思い込みの罠からの脱出
蒼生 都記
第1話 スカイブルーのリュック
その彼を見かけると、今8時だな、とわかる。
時報のように正確に、彼は8時ちょうどに私の家の前を通り過ぎる。
彼には、普通の人と違っている事がたくさんある。
たまたま彼の後ろを歩いて駅に向かう途中で見かけたのだが。
彼は好きな人々等に、なんの躊躇もなく声をかける。
小さな子供や散歩中の犬などには「かわいいですねー」
パン屋や花屋の働く店員達には
「おはようございます!」
私の知る限り日本人は、知らない人々にはいきなり挨拶などしない。コンビニの店員などが、店の規約で挨拶するのは除く。それは仕事だから。
翻っていわゆる欧米人は見知らぬ人にも挨拶をする習慣がある。
少なくともインターナショナルホテル内のエレベーターではそうだ。
「グッモーニン」
「ボンジュ」
等々。
日本人である私は顔を赤らめて軽く会釈するのがいつものパターンだ。
おそらく大抵の日本人はそうだろう。
他のアジア人はどうか知らないが、少なくとも日本人は、挨拶の代わりに軽く会釈し、微笑する。
なぜだろう?
なぜ声に出して挨拶しないのか?
振り返るに小学生の時には学校の『知らない人にも挨拶しよう運動』などで、やっていた事はある。
が、学校内で先生や生徒にする分には良いが、いざ学校外で知らない人に挨拶をすると、大抵怪訝な顔をされ無視されるか、しぶしぶといった風に挨拶を返される。もっと嫌なのはお婆さんとかに
「◯◯ちゃん、偉いねぇ。」などと名指しで返され、
『え、知らないお婆ちゃんと思ったらお母さんの知り合いか?』
と、日頃の悪ガキぶり(人の家のビワの実や柿などをよく取って食べていた)を思い出して怖くなり、母に言いつけられやしないかと不安になって、家に逃げ帰る羽目に。

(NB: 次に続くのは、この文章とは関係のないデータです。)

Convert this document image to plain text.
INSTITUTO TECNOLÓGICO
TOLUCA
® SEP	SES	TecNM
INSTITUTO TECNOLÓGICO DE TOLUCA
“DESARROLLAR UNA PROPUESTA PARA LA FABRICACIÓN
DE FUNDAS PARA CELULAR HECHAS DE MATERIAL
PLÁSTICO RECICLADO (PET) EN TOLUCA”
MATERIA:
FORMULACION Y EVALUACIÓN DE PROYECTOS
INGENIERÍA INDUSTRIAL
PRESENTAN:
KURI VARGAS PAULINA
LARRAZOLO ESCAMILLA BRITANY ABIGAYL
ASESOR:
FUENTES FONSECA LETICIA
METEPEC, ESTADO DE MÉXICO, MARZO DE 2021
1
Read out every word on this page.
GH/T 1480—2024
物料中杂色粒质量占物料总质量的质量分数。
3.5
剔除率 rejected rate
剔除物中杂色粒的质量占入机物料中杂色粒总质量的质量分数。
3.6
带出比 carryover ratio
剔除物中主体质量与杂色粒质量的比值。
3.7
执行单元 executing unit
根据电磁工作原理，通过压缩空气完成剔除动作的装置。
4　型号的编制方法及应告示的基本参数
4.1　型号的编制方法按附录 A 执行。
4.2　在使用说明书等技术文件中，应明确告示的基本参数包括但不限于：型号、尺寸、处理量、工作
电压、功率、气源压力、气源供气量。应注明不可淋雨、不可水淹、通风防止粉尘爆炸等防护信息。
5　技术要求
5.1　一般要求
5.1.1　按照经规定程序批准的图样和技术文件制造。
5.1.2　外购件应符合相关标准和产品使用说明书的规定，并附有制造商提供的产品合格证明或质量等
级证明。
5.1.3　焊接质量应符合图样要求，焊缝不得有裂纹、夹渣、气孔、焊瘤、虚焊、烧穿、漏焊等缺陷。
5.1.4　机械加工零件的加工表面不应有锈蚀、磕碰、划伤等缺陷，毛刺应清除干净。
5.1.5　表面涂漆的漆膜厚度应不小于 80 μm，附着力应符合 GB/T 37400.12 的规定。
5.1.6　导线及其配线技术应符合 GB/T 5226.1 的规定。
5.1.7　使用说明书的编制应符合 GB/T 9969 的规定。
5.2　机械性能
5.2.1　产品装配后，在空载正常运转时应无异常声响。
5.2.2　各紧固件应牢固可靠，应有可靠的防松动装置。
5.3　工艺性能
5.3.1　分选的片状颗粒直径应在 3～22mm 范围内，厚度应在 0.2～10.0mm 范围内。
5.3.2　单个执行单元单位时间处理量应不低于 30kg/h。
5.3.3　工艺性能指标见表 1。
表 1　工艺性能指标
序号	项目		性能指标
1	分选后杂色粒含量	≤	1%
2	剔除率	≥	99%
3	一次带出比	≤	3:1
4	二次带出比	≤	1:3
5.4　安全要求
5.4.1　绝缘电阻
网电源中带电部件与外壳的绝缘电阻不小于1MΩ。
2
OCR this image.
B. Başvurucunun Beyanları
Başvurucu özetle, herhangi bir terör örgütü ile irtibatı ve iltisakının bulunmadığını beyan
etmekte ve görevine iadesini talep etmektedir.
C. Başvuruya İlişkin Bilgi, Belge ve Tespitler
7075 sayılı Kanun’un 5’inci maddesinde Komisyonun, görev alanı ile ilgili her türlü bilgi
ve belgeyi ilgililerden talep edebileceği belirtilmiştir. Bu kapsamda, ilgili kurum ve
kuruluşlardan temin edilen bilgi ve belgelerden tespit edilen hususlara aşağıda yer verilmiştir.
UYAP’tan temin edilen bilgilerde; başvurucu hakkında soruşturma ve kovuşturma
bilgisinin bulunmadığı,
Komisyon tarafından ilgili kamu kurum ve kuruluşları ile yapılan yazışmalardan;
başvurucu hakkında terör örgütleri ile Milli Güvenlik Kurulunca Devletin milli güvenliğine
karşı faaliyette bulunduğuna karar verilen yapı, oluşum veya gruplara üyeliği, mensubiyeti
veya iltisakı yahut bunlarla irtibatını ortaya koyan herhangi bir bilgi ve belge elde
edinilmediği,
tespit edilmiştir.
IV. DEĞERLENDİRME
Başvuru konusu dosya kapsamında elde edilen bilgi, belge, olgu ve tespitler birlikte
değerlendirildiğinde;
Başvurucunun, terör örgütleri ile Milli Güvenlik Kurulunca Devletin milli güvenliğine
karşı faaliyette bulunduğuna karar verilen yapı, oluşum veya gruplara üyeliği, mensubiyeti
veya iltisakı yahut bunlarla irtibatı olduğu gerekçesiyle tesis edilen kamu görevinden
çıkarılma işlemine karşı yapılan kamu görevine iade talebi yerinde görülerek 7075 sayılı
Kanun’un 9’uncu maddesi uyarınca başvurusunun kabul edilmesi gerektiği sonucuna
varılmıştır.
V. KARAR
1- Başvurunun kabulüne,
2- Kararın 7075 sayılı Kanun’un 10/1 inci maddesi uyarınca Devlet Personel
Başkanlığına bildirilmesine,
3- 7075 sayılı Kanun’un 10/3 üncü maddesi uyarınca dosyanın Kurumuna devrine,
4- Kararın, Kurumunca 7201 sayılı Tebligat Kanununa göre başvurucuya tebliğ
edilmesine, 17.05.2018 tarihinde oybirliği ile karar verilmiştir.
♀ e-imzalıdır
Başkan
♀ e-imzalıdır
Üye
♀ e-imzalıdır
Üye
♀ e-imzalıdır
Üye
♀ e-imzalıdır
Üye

そんな体験からせっかくの学校の指導もむなしく、小学校の高学年になる頃には学校外では挨拶などしなくなる。
さて。そんな日本人が普通であるのに彼は、知らない人々に声をかける。躊躇なく。
彼はとても背が低く、それこそ小学生で成長が止まったかのようだ。
しかし顔は紛れもなく大人、いや中年である。
いつも同じスカイブルーのリュックを背負い、サイドポケットには折り畳み傘と水筒が入っている。
服はいつも着古した、しかしよく洗濯されているであろうジーンズに綿シャツ。寒ければコートに帽子やマフラー、手袋まで付けている。
が、何か普通の人とは違うのだ。彼の後ろ姿や歩き方を見ただけで
『障害者か?』と思う。
顔つきもダウン症者によくある顔つきだ。
だから私は彼を『肉体的に問題の無い、施設で働く障害者』だと思い込んでいた。
そして彼は私と同じ駅から電車に乗るのだが、東京から離れる下り線に乗って一駅の、有名な障害者施設に向かうと思いこんでいた。
が、今日わかった。彼は私と同じ東京行きの上り線に乗っていた。私は快速だが、彼は各駅停車側だ。
それがわかった時、私の中で思い込みの壁が崩れた。
ひょっとしたら彼は障害者ですらないのでは?
いつか私は、彼がどこに毎日出勤しているのか確かめてみたいと思う。